The first example that comes to mind is this:

I don’t know what anybody’s yelling, but they’re just yelling. That’s no excuse for a baton to the guts, is it? I heard she lost her spleen to those blows.

Another recent event was the May 1st General Strike with protests and demonstrations. The police showed up in full riot gear with each officer that I saw hanging a carabiner full of zip-tie handcuffs. Here’s a gallery from that:

SF Gate Coverage of May 1st Protests

Some people (not necessarily protesters) showed up in black hooded sweatshirts with their faces covered, and tried to smash things. I’d like to think that we can get our points across without smashing things, and affect change without violence, just on the power of our words and the presence of our numbers. Wouldn’t that be great? Amazingly, technology has allowed us to do things that sound incredibly utopian, things that don’t really sound plausible. For example, when everybody and their mother shows up at the same place and same time, to collectively show their disapproval. Thanks to SMS messaging it happened in the Philippines in 2001, and with Twitter in many countries in 2010 in the Arab Spring.

An incident that hit a little closer to home happened this past fall. I saw a man loudly harassing an elderly woman on Lakeside in Oakland. By the time I got within 100 feet there were already two men defending her, and at least three other people who didn’t look like they’d be worth much in a fight who had their cell phones out and recording videos. I’m ambivalent about this. On the one hand, their cell phone videos could have been useful for prosecuting the guy later if he got violent without provocation. On the other hand, I didn’t see anybody using their phones to call the police. I have to cynically wonder if they were thinking about helping the old woman, or getting a hundred thousand hits on their youtube accounts. Fortunately the man left. I don’t know if the threat of being recorded caused him to re-think his actions, or if the mere presence of so many vocal bystanders telling him to cool it made him stop. He didn’t seem like a reasonable guy.

Assuming that more people are thinking in their right mind than not, my idea is this- why not have a wearable camera with remote storage, and sends a live feed for a record of what’s going in? The technology exists to make it time stamped, GPS aware, and able to survive having the cellular network shut down or jammed. The non-centralized storage would make it pointless for thugs to steal or break the camera (and if police do this, they become thugs)- the evidence would already be safely stored and unable to be deleted.
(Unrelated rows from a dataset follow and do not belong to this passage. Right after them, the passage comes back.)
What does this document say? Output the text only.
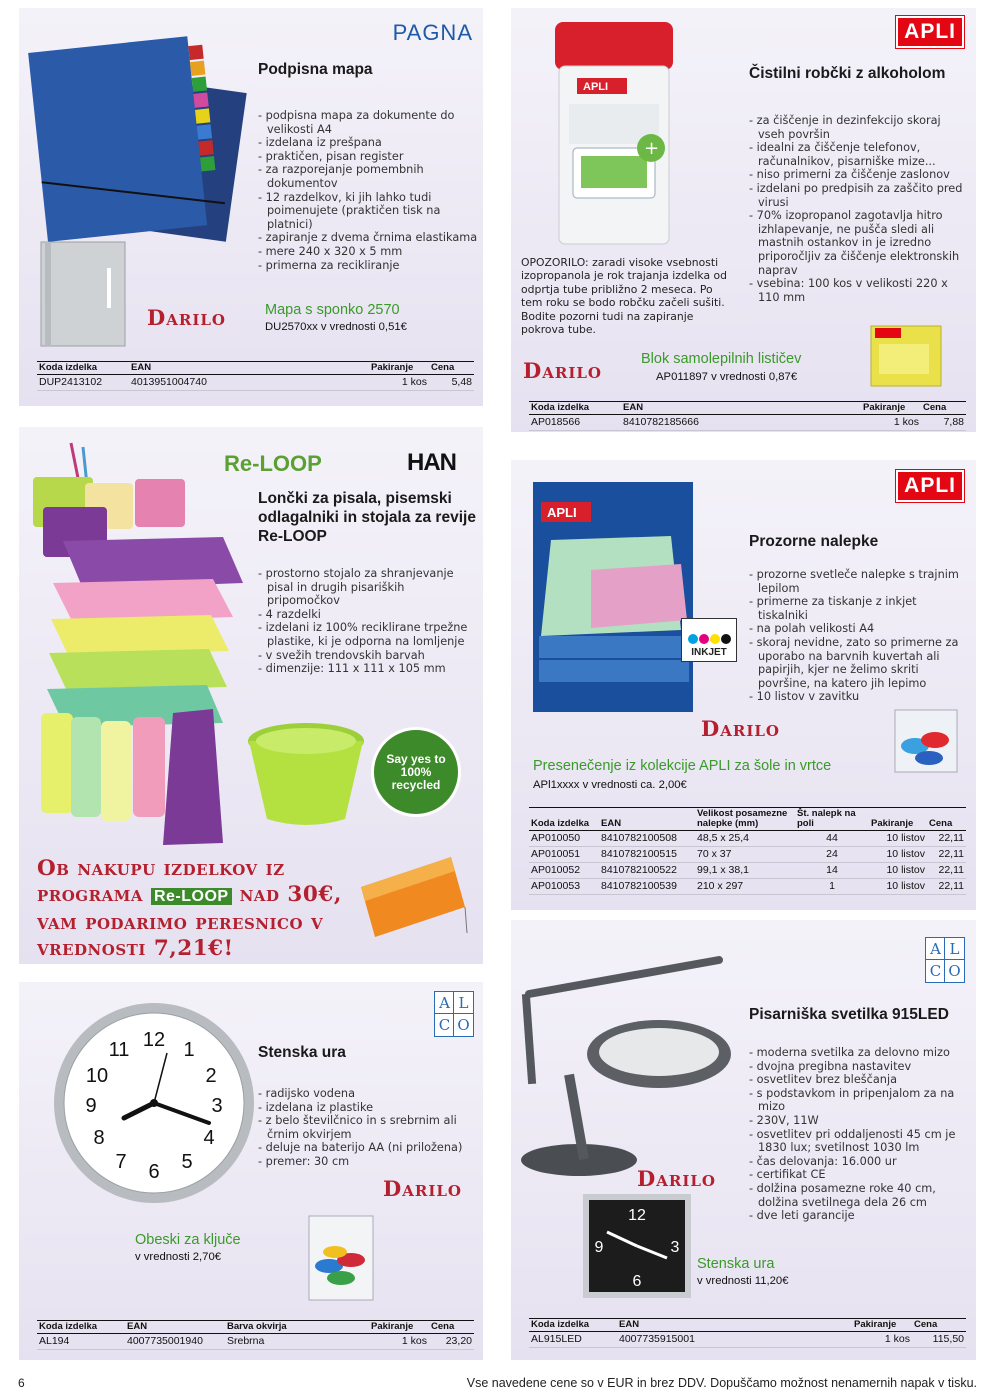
PAGNA
Podpisna mapa
- podpisna mapa za dokumente do velikosti A4
- izdelana iz prešpana
- praktičen, pisan register
- za razporejanje pomembnih dokumentov
- 12 razdelkov, ki jih lahko tudi poimenujete (praktičen tisk na platnici)
- zapiranje z dvema črnima elastikama
- mere 240 x 320 x 5 mm
- primerna za recikliranje
Darilo	Mapa s sponko 2570
DU2570xx v vrednosti 0,51€
Koda izdelka	EAN	Pakiranje	Cena
DUP2413102	4013951004740	1 kos	5,48
APLI
APLI
+
OPOZORILO: zaradi visoke vsebnosti izopropanola je rok trajanja izdelka od odprtja tube približno 2 meseca. Po tem roku se bodo robčku začeli sušiti. Bodite pozorni tudi na zapiranje pokrova tube.
Čistilni robčki z alkoholom
- za čiščenje in dezinfekcijo skoraj vseh površin
- idealni za čiščenje telefonov, računalnikov, pisarniške mize...
- niso primerni za čiščenje zaslonov
- izdelani po predpisih za zaščito pred virusi
- 70% izopropanol zagotavlja hitro izhlapevanje, ne pušča sledi ali mastnih ostankov in je izredno priporočljiv za čiščenje elektronskih naprav
- vsebina: 100 kos v velikosti 220 x 110 mm
Darilo	Blok samolepilnih lističev
AP011897 v vrednosti 0,87€
Koda izdelka	EAN	Pakiranje	Cena
AP018566	8410782185666	1 kos	7,88
Re-LOOP	HAN
Lončki za pisala, pisemski odlagalniki in stojala za revije Re-LOOP
- prostorno stojalo za shranjevanje pisal in drugih pisariških pripomočkov
- 4 razdelki
- izdelani iz 100% reciklirane trpežne plastike, ki je odporna na lomljenje
- v svežih trendovskih barvah
- dimenzije: 111 x 111 x 105 mm
Say yes to 100% recycled
Ob nakupu izdelkov iz programa Re-LOOP nad 30€, vam podarimo peresnico v vrednosti 7,21€!
APLI
APLI
INKJET
Prozorne nalepke
- prozorne svetleče nalepke s trajnim lepilom
- primerne za tiskanje z inkjet tiskalniki
- na polah velikosti A4
- skoraj nevidne, zato so primerne za uporabo na barvnih kuvertah ali papirjih, kjer ne želimo skriti površine, na katero jih lepimo
- 10 listov v zavitku
Darilo
Presenečenje iz kolekcije APLI za šole in vrtce
APl1xxxx v vrednosti ca. 2,00€
Koda izdelka	EAN	Velikost posamezne nalepke (mm)	Št. nalepk na poli	Pakiranje	Cena
AP010050	8410782100508	48,5 x 25,4	44	10 listov	22,11
AP010051	8410782100515	70 x 37	24	10 listov	22,11
AP010052	8410782100522	99,1 x 38,1	14	10 listov	22,11
AP010053	8410782100539	210 x 297	1	10 listov	22,11
A L
C O
12 1
2
3
4
5
6
7
8
9
10
11	Stenska ura
- radijsko vodena
- izdelana iz plastike
- z belo številčnico in s srebrnim ali črnim okvirjem
- deluje na baterijo AA (ni priložena)
- premer: 30 cm
Darilo
Obeski za ključe
v vrednosti 2,70€
Koda izdelka	EAN	Barva okvirja	Pakiranje	Cena
AL194	4007735001940	Srebrna	1 kos	23,20
A L
C O
Pisarniška svetilka 915LED
- moderna svetilka za delovno mizo
- dvojna pregibna nastavitev
- osvetlitev brez bleščanja
- s podstavkom in pripenjalom za na mizo
- 230V, 11W
- osvetlitev pri oddaljenosti 45 cm je 1830 lux; svetilnost 1030 lm
- čas delovanja: 16.000 ur
- certifikat CE
- dolžina posamezne roke 40 cm, dolžina svetilnega dela 26 cm
- dve leti garancije
Darilo
12
3
6
9
Stenska ura
v vrednosti 11,20€
Koda izdelka	EAN	Pakiranje	Cena
AL915LED	4007735915001	1 kos	115,50
6	Vse navedene cene so v EUR in brez DDV. Dopuščamo možnost nenamernih napak v tisku.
Adding two or three different cameras that all show the same thing from different angles with identical timing would fill in the gaps in information, and make forgery and tampering very difficult to pull off. Police have cameras on their cruisers, why don’t we have them on our protesters?

Could something like that cause a major change in how we exercise our rights to peaceable protest and assembly, discouraging cops from beating us and from rogue elements from turning a protest into a riot? I hope so.